Converting lawyers into generalists when they become judges also discourages, rather than encourages, a collaborative effort. If we assembled a law firm to handle the variety of cases that the Supreme Court decides, would we hire seven lawyers who are all nice and smart and culturally diverse ­— but completely ignore their areas of legal expertise? Certainly not.

The firm would hire specialists in various areas of law and expect each to bring depth to any discussion of their specialty. Other lawyers would look to that specialist to help provide a deeper understanding of that area of law, but each would still bring her or his own judgment to bear on the case.
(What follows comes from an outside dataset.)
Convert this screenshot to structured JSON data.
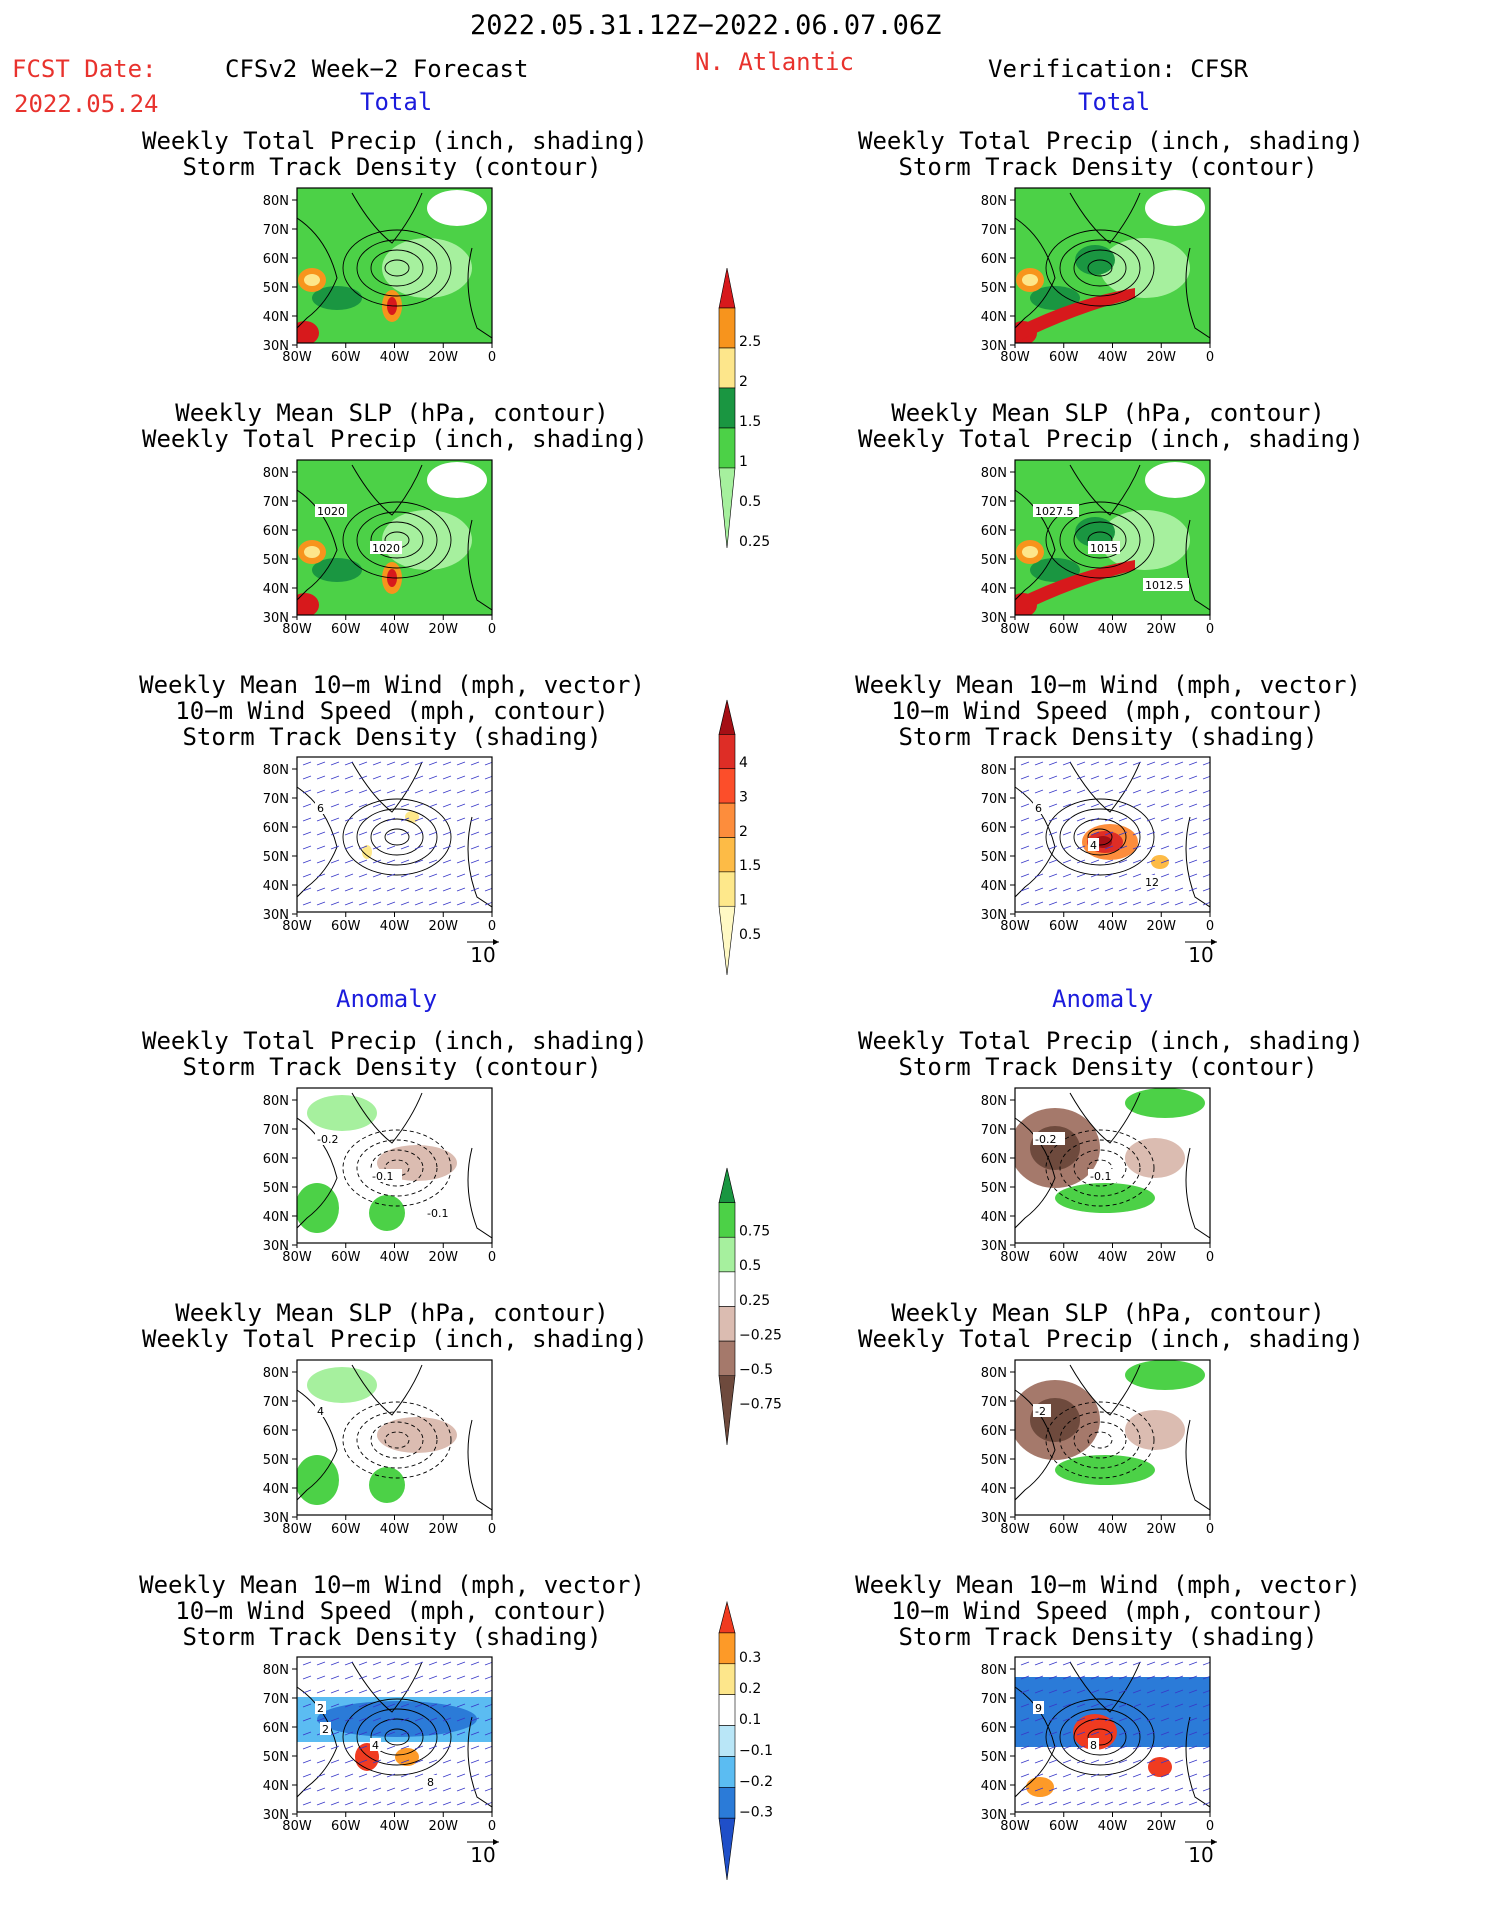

But when we appoint judges as generalists without regard to specialization, we suggest to each that no one else has any deeper knowledge than she or he does.

We can do better. We can move toward a system where the expertise that lawyers expect of themselves is also embraced for our judges. We can appoint Court of Appeals judges and assign cases to them, taking into account their areas of legal expertise. And in appointing Supreme Court justices, we can strive for diversity of legal experience as well as cultural diversity.

It would make being a judge a lot more attractive to a lot more lawyers. And it would improve our chances of actually getting the “best of the very best” ­— not only in terms of quality individuals, but in terms of the courts’ performance overall.


Kevin S. Carpenter is a lawyer in St. Cloud.